Las reacciones del ruralismo fueron favorables, aunque en algunos casos hubo matices. Nicolás Pino, el presidente de la Sociedad Rural Argentina (SRA) y cercano al presidente Milei, no dejó de recordar que el objetivo final tiene que ser las retenciones cero. Andrea Sarnari, presidenta de la Federación Agraria Argentina (FAA), aunque destacó como positiva la reducción para trigo y cebada, expresó que para la soja “quedó bastante corta”.
Rápidamente, hubo quienes empezaron a sacar cuentas para evaluar el impacto de la decisión presidencial. “Sobre un precio FOB a cosecha de US$/t 250 son US$/t 6,25 de mayor poder de pago del exportador. Sumado a US$/t 20 de mejora de precio respecto a este momento del año pasado, se amortigua casi el 100% del impacto de costos en la urea y el gasoil”, evaluó el economista David Miazzo.
Respecto de la baja de la soja, explicó que “para esta campaña no va a generar mucho impacto en el ritmo de comercialización, ¿quién va a demorar tanto para recibir un 0,50% más en enero?”, se preguntó.

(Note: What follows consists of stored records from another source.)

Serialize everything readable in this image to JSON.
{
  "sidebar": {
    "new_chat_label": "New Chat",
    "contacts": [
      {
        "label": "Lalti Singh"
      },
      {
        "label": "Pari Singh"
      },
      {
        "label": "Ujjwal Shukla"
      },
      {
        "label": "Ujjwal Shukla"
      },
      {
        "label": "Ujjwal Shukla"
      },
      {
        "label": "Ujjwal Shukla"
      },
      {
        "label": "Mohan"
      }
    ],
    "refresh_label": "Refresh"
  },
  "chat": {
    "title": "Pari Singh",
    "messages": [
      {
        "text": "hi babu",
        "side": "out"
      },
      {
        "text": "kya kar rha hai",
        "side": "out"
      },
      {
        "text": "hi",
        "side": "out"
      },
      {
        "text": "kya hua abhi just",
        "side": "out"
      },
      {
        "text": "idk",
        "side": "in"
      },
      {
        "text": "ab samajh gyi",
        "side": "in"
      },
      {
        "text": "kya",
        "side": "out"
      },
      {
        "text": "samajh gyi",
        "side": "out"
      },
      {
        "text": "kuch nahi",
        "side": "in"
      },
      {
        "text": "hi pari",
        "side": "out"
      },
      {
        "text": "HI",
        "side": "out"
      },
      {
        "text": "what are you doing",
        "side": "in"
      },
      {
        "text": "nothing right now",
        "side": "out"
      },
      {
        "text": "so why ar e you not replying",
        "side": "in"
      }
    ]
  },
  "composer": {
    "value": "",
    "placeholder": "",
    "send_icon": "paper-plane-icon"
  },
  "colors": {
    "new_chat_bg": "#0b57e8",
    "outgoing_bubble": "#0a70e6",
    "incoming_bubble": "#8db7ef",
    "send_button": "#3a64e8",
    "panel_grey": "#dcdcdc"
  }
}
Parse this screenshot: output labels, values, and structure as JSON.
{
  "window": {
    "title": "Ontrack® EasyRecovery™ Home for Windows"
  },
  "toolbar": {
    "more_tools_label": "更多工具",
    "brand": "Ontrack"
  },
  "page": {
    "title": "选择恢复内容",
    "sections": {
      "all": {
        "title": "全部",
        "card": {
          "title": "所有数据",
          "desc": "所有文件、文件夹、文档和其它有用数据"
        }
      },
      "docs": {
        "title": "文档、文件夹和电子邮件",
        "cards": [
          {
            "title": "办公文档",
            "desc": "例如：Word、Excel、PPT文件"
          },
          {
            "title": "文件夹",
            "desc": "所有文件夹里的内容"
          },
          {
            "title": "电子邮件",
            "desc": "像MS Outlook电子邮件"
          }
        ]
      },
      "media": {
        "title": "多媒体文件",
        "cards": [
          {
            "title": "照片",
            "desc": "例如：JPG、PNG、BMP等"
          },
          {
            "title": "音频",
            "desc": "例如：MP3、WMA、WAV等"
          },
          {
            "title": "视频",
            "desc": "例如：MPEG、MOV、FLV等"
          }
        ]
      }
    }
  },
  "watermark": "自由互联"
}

Serán incógnitas que se irán despejando a lo largo del ciclo, teniendo en cuenta otras variables como el tipo de cambio y el escenario internacional que acaba de recibir una señal de distensión tras las reuniones que mantuvo el presidente de los Estados Unidos, Donald Trump, con su par de China, Xi Jinping. El mayor importador global de la oleaginosa y quien ocupa el segundo lugar como proveedor, detrás de Brasil, se encaminan bajaron los decibeles de la guerra comercial.
En un contexto de incertidumbre, si hay una medida que otorga certezas, hay una reacción positiva. “Necesitamos previsibilidad”, dice Federico Zerboni, presidente de la Asociación de Maíz y Sorgo Argentino (Maizar) que el miércoles próximo celebrará su congreso anual. Allí, la cadena pondrá de relieve ya no el potencial del cultivo sino la realidad concreta que ofrece para lograr el desarrollo del país con una mayor producción y la transformación del grano en alimentos, energía y productos industrializados. “Tenemos buen diálogo con las autoridades, pero necesitamos políticas públicas que impulsen a toda la cadena”, explica Zerboni. Nuevamente, puntualizarán el caso de Brasil, que no solo creció por la ampliación de la frontera agrícola y la tecnología, sino por la convicción de su sistema político.